More mercy is what Blech needed. The repeat stock manipulator avoided jail time in 1999 for a fraud conviction in the prior year, Bloomberg reported. In that case, Blech got nailed for cheating a bevy of broker-dealers and Bear Stearns out of $16 million, and he managed to get probation rather than potential jail time of more than 8 years. Yet after his probation ended, Blech was back to his old ways, saying that he began manipulating trading in Pluristem after investing $1 million in the developer in 2006 as he endeavored to crawl out of debt with family and investors.

Blech has blamed his criminal behavior on his bipolar disorder and pleaded with the judge in his latest case to take his illness, gambling addiction and family situation (which includes a son with autism) into account in her sentencing decision.
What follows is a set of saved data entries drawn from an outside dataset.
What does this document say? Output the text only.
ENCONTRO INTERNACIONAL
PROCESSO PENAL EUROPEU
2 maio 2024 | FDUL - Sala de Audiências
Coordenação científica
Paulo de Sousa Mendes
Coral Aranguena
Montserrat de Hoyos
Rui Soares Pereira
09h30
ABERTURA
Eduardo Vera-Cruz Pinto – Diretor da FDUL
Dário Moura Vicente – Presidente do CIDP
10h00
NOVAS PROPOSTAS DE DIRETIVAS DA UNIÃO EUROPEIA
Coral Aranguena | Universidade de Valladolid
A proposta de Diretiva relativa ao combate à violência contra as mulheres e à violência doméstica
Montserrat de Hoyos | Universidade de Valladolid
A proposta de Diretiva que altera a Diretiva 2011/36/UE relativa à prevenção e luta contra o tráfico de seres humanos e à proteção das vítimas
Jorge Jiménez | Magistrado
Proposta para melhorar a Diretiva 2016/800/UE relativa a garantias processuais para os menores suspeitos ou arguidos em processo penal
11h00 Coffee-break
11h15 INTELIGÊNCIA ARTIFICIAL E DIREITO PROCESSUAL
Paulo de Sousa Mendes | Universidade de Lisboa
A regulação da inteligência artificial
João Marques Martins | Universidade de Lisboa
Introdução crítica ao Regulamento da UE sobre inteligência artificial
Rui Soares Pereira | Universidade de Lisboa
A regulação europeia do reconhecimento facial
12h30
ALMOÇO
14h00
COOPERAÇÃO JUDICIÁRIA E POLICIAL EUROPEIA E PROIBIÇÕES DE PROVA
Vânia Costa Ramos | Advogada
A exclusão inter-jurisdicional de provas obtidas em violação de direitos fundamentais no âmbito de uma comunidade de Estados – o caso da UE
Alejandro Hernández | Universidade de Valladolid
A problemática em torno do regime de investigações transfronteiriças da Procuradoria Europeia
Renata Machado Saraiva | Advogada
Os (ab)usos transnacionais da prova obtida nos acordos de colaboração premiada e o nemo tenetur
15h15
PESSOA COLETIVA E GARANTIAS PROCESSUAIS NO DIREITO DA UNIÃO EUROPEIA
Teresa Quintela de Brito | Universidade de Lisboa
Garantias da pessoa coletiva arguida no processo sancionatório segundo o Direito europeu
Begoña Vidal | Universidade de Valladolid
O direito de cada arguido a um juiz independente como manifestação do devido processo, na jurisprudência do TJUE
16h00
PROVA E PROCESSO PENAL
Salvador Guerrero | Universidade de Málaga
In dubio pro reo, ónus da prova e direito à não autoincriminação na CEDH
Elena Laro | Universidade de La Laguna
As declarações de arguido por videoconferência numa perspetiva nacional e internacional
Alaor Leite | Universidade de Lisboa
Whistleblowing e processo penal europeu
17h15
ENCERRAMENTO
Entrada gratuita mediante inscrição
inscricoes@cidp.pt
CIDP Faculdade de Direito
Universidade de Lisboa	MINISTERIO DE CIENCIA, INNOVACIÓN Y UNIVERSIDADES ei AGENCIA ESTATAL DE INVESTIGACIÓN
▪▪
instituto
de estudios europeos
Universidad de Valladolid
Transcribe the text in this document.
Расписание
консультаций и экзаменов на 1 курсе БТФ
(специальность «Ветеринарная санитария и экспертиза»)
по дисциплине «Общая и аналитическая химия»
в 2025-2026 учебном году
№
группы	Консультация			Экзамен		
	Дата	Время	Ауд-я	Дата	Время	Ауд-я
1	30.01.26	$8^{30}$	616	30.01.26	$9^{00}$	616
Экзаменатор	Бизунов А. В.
In rejecting his request, the judge handed down the prison sentence as well as $1.3 million forfeiture. He's due to report to the slammer in August, where he'll have some time to contemplate his steep fall from grace.

Blech built a fortune of more than $300 million after early bets on biotech stocks, gaining recognition as one of the wealthiest Americans in Forbes in 1992, the AP reported. Yet his wealth has vanished since he closed his investment company in 1994. And as of his latest court appearance, he claims to have zero assets and $9 million of debt.